Sous vide curry chicken 

Sous vide chicken in curry sauce, 161° for 2.5 hours. First picture is the final product.

Made the curry sauce, and enveloped the chicken in the sauce, before pouring into vacuum seal bags and sous viding. 

2 tbsp ghee
1 medium onion, chopped
¾ to a whole jalapeno, finely chopped
4-6 garlic cloves, minced
½ tbsp fresh ground ginger
1/3 cup tomato paste
1 tbsp white granulated sugar
2 tbsp curry powder
1 tsp cumin powder

1 tbsp dried chives

2 lbs chicken breasts, cubed, seasoned

kosher salt and black pepper

½ cup plain whole-milk Greek yogurt

1 tbsp cashew butter

Steps for the curry:

Heat your pan.
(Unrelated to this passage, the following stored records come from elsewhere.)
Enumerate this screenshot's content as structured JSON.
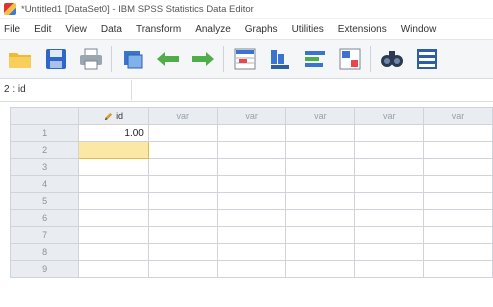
{
  "window": {
    "title": "*Untitled1 [DataSet0] - IBM SPSS Statistics Data Editor"
  },
  "menu": [
    "File",
    "Edit",
    "View",
    "Data",
    "Transform",
    "Analyze",
    "Graphs",
    "Utilities",
    "Extensions",
    "Window"
  ],
  "toolbar": {
    "buttons": [
      "open-folder-icon",
      "save-icon",
      "print-icon",
      "dialog-recall-icon",
      "undo-icon",
      "redo-icon",
      "goto-case-icon",
      "goto-variable-icon",
      "variables-icon",
      "value-labels-icon",
      "find-icon",
      "split-file-icon"
    ]
  },
  "cell_editor": {
    "reference": "2 : id",
    "value": ""
  },
  "grid": {
    "columns": [
      "id",
      "var",
      "var",
      "var",
      "var",
      "var"
    ],
    "rows": [
      {
        "num": "1",
        "values": [
          "1.00",
          "",
          "",
          "",
          "",
          ""
        ]
      },
      {
        "num": "2",
        "values": [
          "",
          "",
          "",
          "",
          "",
          ""
        ]
      },
      {
        "num": "3",
        "values": [
          "",
          "",
          "",
          "",
          "",
          ""
        ]
      },
      {
        "num": "4",
        "values": [
          "",
          "",
          "",
          "",
          "",
          ""
        ]
      },
      {
        "num": "5",
        "values": [
          "",
          "",
          "",
          "",
          "",
          ""
        ]
      },
      {
        "num": "6",
        "values": [
          "",
          "",
          "",
          "",
          "",
          ""
        ]
      },
      {
        "num": "7",
        "values": [
          "",
          "",
          "",
          "",
          "",
          ""
        ]
      },
      {
        "num": "8",
        "values": [
          "",
          "",
          "",
          "",
          "",
          ""
        ]
      },
      {
        "num": "9",
        "values": [
          "",
          "",
          "",
          "",
          "",
          ""
        ]
      }
    ],
    "selected": {
      "row": 2,
      "column": "id"
    }
  }
}
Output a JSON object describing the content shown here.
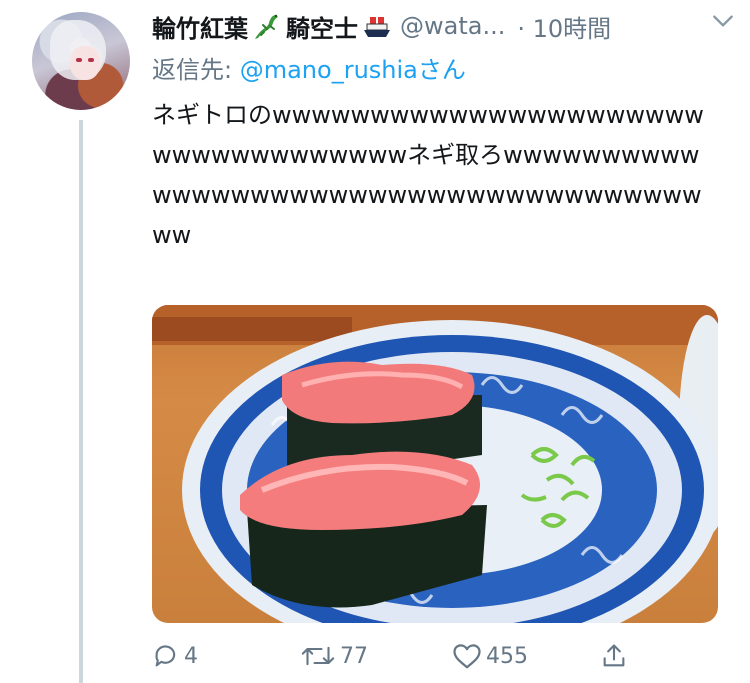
{
  "tweet": {
    "display_name": "輪竹紅葉",
    "name_suffix": "騎空士",
    "handle": "@wata...",
    "time": "· 10時間",
    "reply_prefix": "返信先: ",
    "reply_mention": "@mano_rushiaさん",
    "text": "ネギトロのwwwwwwwwwwwwwwwwwwwwwwwwwwwwwwwwwwwネギ取ろwwwwwwwwwwwwwwwwwwwwwwwwwwwwwwwwwwwwwwww",
    "photo_alt": "sushi gunkan negitoro on blue plate"
  },
  "actions": {
    "replies": "4",
    "retweets": "77",
    "likes": "455"
  },
  "icons": {
    "lizard": "lizard-emoji",
    "ship": "ship-emoji",
    "chevron": "chevron-down-icon",
    "reply": "reply-icon",
    "retweet": "retweet-icon",
    "like": "heart-icon",
    "share": "share-icon"
  },
  "colors": {
    "link": "#1da1f2",
    "secondary": "#657786",
    "thread_line": "#ccd6dd"
  }
}
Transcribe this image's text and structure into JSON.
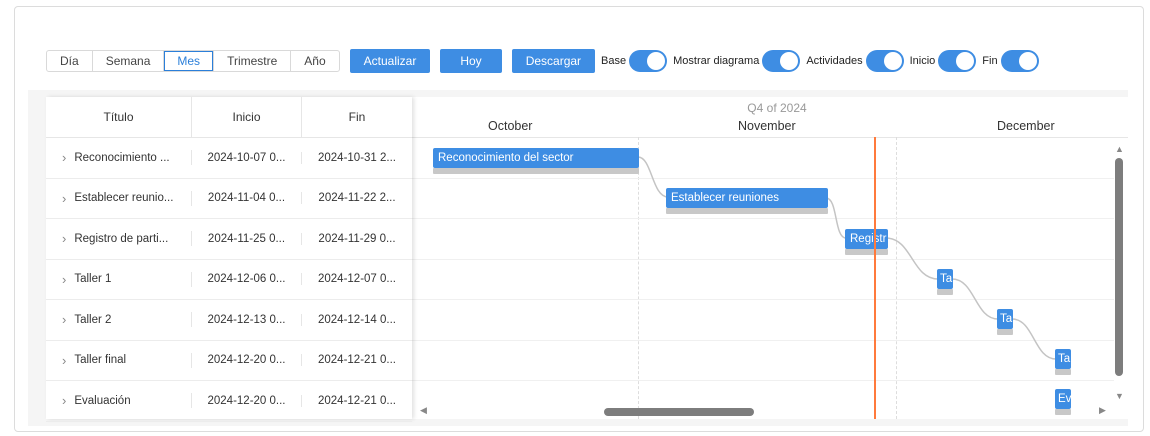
{
  "toolbar": {
    "views": [
      "Día",
      "Semana",
      "Mes",
      "Trimestre",
      "Año"
    ],
    "active_view": "Mes",
    "actualizar": "Actualizar",
    "hoy": "Hoy",
    "descargar": "Descargar",
    "toggles": [
      {
        "label": "Base",
        "on": true
      },
      {
        "label": "Mostrar diagrama",
        "on": true
      },
      {
        "label": "Actividades",
        "on": true
      },
      {
        "label": "Inicio",
        "on": true
      },
      {
        "label": "Fin",
        "on": true
      }
    ]
  },
  "grid": {
    "headers": [
      "Título",
      "Inicio",
      "Fin"
    ],
    "rows": [
      {
        "title": "Reconocimiento ...",
        "start": "2024-10-07 0...",
        "end": "2024-10-31 2..."
      },
      {
        "title": "Establecer reunio...",
        "start": "2024-11-04 0...",
        "end": "2024-11-22 2..."
      },
      {
        "title": "Registro de parti...",
        "start": "2024-11-25 0...",
        "end": "2024-11-29 0..."
      },
      {
        "title": "Taller 1",
        "start": "2024-12-06 0...",
        "end": "2024-12-07 0..."
      },
      {
        "title": "Taller 2",
        "start": "2024-12-13 0...",
        "end": "2024-12-14 0..."
      },
      {
        "title": "Taller final",
        "start": "2024-12-20 0...",
        "end": "2024-12-21 0..."
      },
      {
        "title": "Evaluación",
        "start": "2024-12-20 0...",
        "end": "2024-12-21 0..."
      }
    ]
  },
  "timeline": {
    "quarter": "Q4 of 2024",
    "months": [
      "October",
      "November",
      "December"
    ],
    "bars": [
      "Reconocimiento del sector",
      "Establecer reuniones",
      "Registr",
      "Ta",
      "Ta",
      "Ta",
      "Ev"
    ]
  },
  "colors": {
    "accent": "#3e8de3",
    "today": "#ff7a3c",
    "baseline": "#c8c8c8"
  }
}
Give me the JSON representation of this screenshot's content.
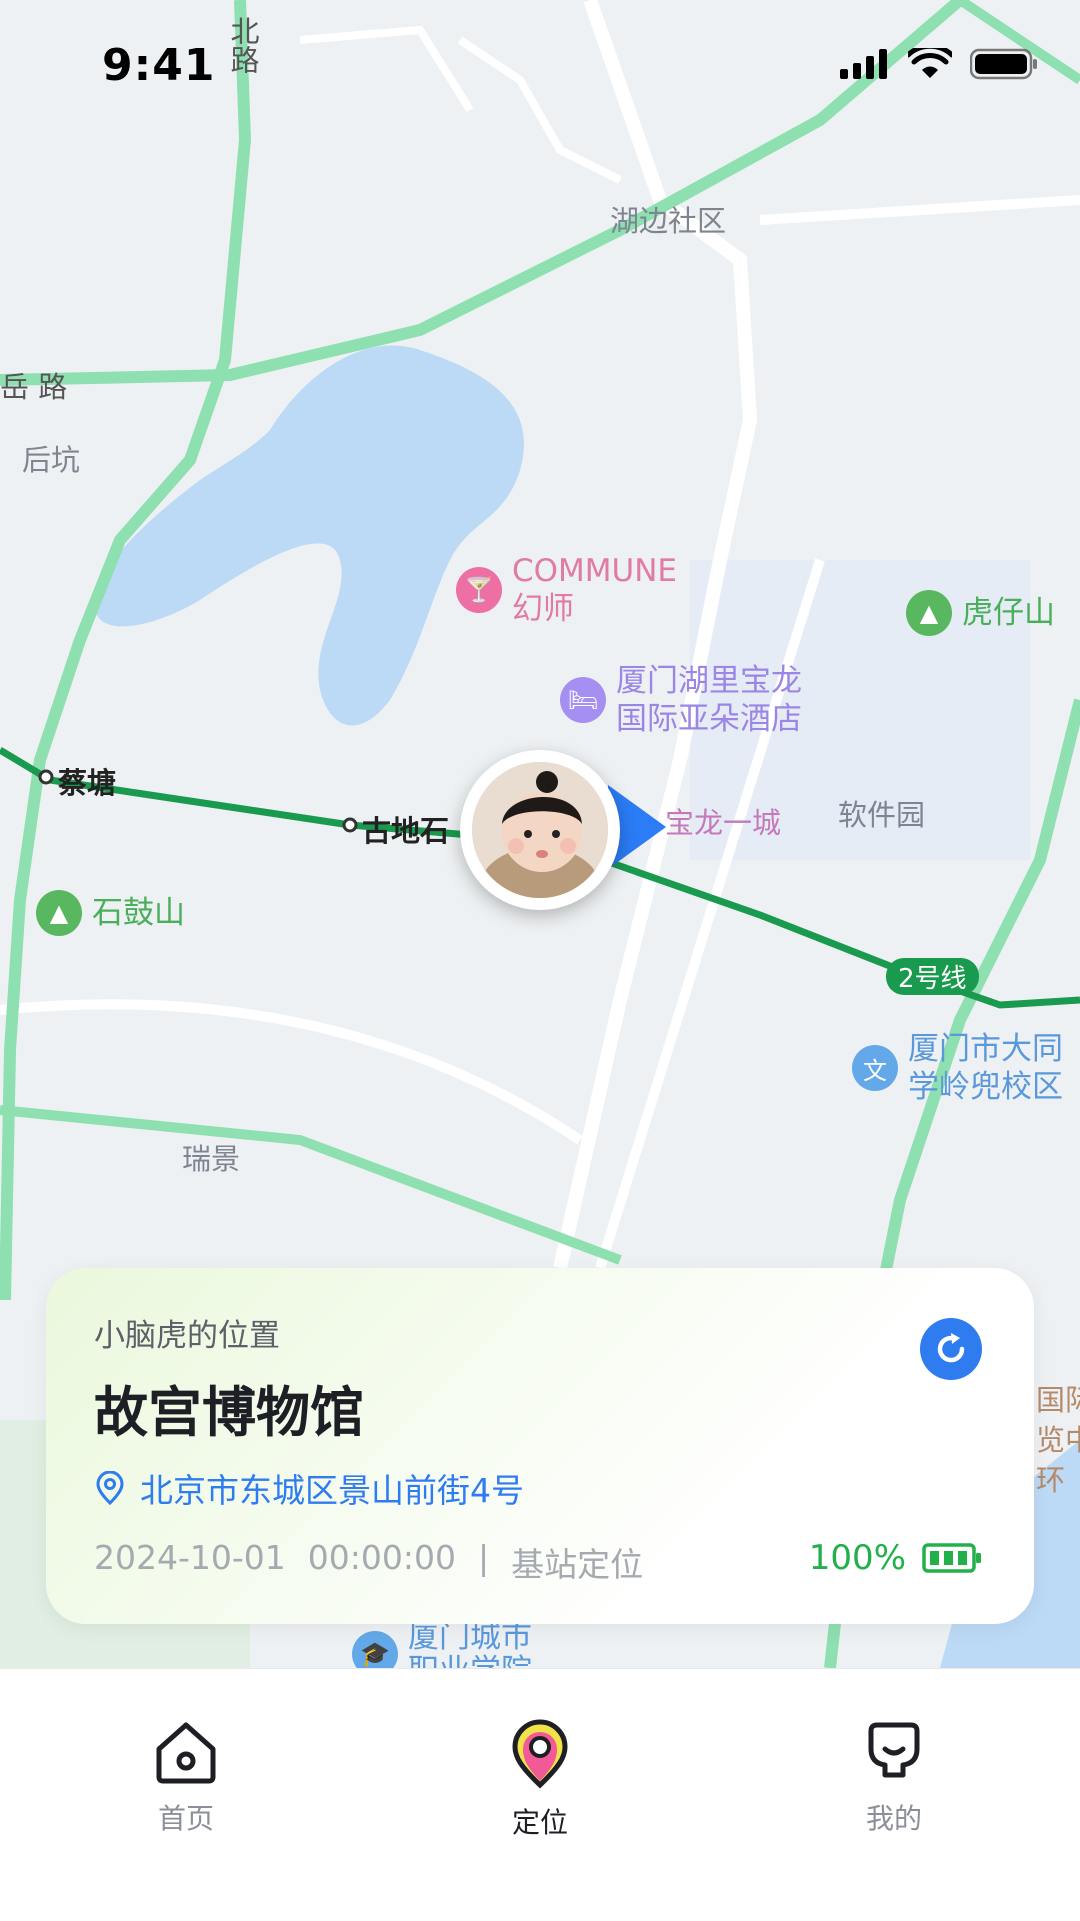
{
  "status_bar": {
    "time": "9:41"
  },
  "map": {
    "labels": {
      "hubian": "湖边社区",
      "houkeng": "后坑",
      "road_top": "北路",
      "road_left": "岳 路",
      "caitang": "蔡塘",
      "gudishi": "古地石",
      "ruijing": "瑞景",
      "ruanjianyuan": "软件园",
      "baolong": "宝龙一城",
      "line2": "2号线"
    },
    "pois": {
      "commune": "COMMUNE\n幻师",
      "hotel": "厦门湖里宝龙\n国际亚朵酒店",
      "huzaishan": "虎仔山",
      "shigushan": "石鼓山",
      "school": "厦门市大同\n学岭兜校区",
      "college": "厦门城市\n职业学院",
      "right_edge": "国际\n览中\n环"
    }
  },
  "card": {
    "subtitle": "小脑虎的位置",
    "title": "故宫博物馆",
    "address": "北京市东城区景山前街4号",
    "date": "2024-10-01",
    "time": "00:00:00",
    "separator": "|",
    "method": "基站定位",
    "battery": "100%"
  },
  "tabs": [
    {
      "label": "首页",
      "icon": "home-icon"
    },
    {
      "label": "定位",
      "icon": "location-pin-icon"
    },
    {
      "label": "我的",
      "icon": "profile-icon"
    }
  ],
  "colors": {
    "accent": "#2f7cf0",
    "battery": "#22b04a",
    "road": "#8ee0b0",
    "metro": "#1a9a4e",
    "water": "#bcd9f5"
  }
}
Melt the ghee. Brown the onions over high heat with salt/pepper. Stir in the jalapeno, garlic, ginger and tomato paste on medium-high heat until combined. Stir in the sugar and then all of the dried spices. Heat up the spices for 1-2 minutes to wake up and toast the spices. Salt and pepper to taste. Stir in the Greek yogurt and cashew butter until fully mixed. Add the chicken and coat in sauce. Package into vacuum sealable pouches, seal and drop into 161° water bath.

Pair with rice or quinoa, or enjoy on its own as a stew.